Il est vrai que tout adolescent est à l’orée de ce franchissement d’un seuil pubertaire, génital et relationnel pour pouvoir entrer en tant qu’adulte dans la société. C’est alors l’occasion de la mise en place d’une nouvelle distance relationnelle avec les parents ; celle-ci navigue classiquement entre le refus de l’intrusion et l’angoisse d’abandon. L’adolescent est divisé, écartelé entre ses propres désirs contradictoires. Ce qui est probablement le pire à ce moment, c’est que la puberté et la sexualisation dans leur apparition rendent désormais possible la mise en acte des vœux œdipiens.
Tout un chacun peut remarquer que bien souvent à l’adolescence, lorsque le sujet cherche à prendre de la distance, en même temps, il ne lâche pas sa mère des yeux, il l’observe étroitement. C’est là, quand tout se passe bien, que les limites séparatrices et unificatrices d’un sujet prennent leur origine dans les limites de l’autre. Mais lorsque la mère (ou le père, ou quelqu’un de son entourage) n’a pas eu de limites, l’adolescence n’en est que plus difficile à traverser. Par exemple, lors de l’éveil de la sexualité génitale, certain(e)s adolescent(e)s ne peuvent se confronter à une culpabilité inconcevable, impossible à penser et à l’origine de confusion de leurs propres processus de pensée.
Mon hypothèse est que pour sortir de cette impérieuse dépendance relationnelle, la psyché se construit d’autres objets de dépendance, que l’adolescent(e) s’imagine pouvoir contrôler à sa guise – au moins pour un temps – comme par exemple l’alcool ou la drogue. Dans certains cas, la répétition compulsive des scarifications, dans un geste pour se punir et se faire du mal, peut calmer un peu cette culpabilité insensée, c’est le seul moyen, dans ce comportement à risque (de mort), d’accéder à une forme de limite, de mettre fin à une insupportable excitation très angoissante. Mais parfois, cette addiction auto-mutilatrice ne suffit pas à atteindre le degré punitif établit par la culpabilité, et il s’avère « nécessaire » pour le jeune sujet de tenter de se donner la mort.

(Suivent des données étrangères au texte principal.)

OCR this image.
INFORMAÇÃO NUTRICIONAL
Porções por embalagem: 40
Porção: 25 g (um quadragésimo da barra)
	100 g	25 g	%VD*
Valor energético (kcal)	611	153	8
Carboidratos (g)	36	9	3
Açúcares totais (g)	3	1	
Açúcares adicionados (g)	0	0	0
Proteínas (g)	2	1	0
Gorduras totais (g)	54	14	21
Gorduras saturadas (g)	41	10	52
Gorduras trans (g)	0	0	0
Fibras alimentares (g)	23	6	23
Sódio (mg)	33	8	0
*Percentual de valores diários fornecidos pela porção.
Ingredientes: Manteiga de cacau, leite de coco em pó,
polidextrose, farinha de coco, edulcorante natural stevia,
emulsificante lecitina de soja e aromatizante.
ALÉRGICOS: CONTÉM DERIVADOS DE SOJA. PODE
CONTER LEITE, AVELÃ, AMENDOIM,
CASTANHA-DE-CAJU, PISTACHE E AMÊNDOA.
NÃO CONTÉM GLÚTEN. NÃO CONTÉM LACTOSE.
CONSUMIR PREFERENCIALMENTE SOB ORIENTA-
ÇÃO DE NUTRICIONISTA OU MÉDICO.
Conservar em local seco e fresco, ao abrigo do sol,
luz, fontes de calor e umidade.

Livrons-nous à un inventaire de ce qui peut se passer pour la jeune personne, entre le normal et le
pathologique, lors de cette »crise adolescente » tellement décriée.
En premier lieu, nous évoquons la crise des identifications. En effet, alors que le travail du pubertaire et de l’adolescens est de démettre les parents de leur idéalisation infantile, de liquider les imagos parentales afin que la plupart des investissements hérités de l’enfance soit pulvérisés avant même que la nouveauté soit mise en place, par exemple avec des amis et par une identification à des modèles parfois provocateurs, le fameux « Qui suis je? », trouve une réponse toute faite lorsque l’adolescent(e) annonce qu’il ne vaut rien.
Valoir quelque chose est un autre des passages de l’adolescence, celui des valeurs où il s’agit de trouver sa propre valeur qui n’est plus forcément en accord avec celles attendues par les parents. C’est alors que le sujet adolescent adhère souvent aux critères disqualifiants que son entourage a pu lui accorder. Ne peut s’ensuivre qu’une attaque d’un narcissisme déjà précaire, de l’estime de soi et de son amour-propre. C’est ainsi que ce déficit narcissique s’exprime le plus souvent par un sentiment chronique de vide et de doute concernant sa propre valeur, couplé avec un sentiment de toute-puissance hérité de l’infantile sans limites.
À l’émergence de l’adolescence, le corps prend une grande place puisque les limites du corps changent avec la puberté. La métamorphose des formes articulée à la sexualisation de l’existence bouleversent chez tout un chacun les repères fondés sur le corps infantile. Ce qui en général aboutit sur une perturbation de l’image de soi, se traduisant bien souvent, chez ces jeunes sujets, par de longs face à faces dans le miroir à tenter d’apprivoiser une nouveauté qui n’est pas toujours bienvenue. Plus qu’une crise, l’adolescence nous apparaît comme une véritable déchirure du corps infantile, mettant ainsi clairement en scène la violence interne qui fait éclater les territoires anciens de l’enfance. Cette effraction pubère déchire le tissu du corps de l’enfance et fait craquer son enveloppe, pour laisser place à un nouveau corps génital où la subjectivité risque à chaque instant de se perdre pendant cette tempête intérieure. À l’adolescence, la violence semble venir de l’objet, de l’autre, pas de la pulsion. Au plus fort du passage, la haine qu’éprouve l’adolescent(e) lui paraît légitime, parce qu’elle se donne comme réponse à une attaque donc celui-ci se sent la victime. La violence est donc toujours celle de l’autre, la sienne n’est qu’une réponse.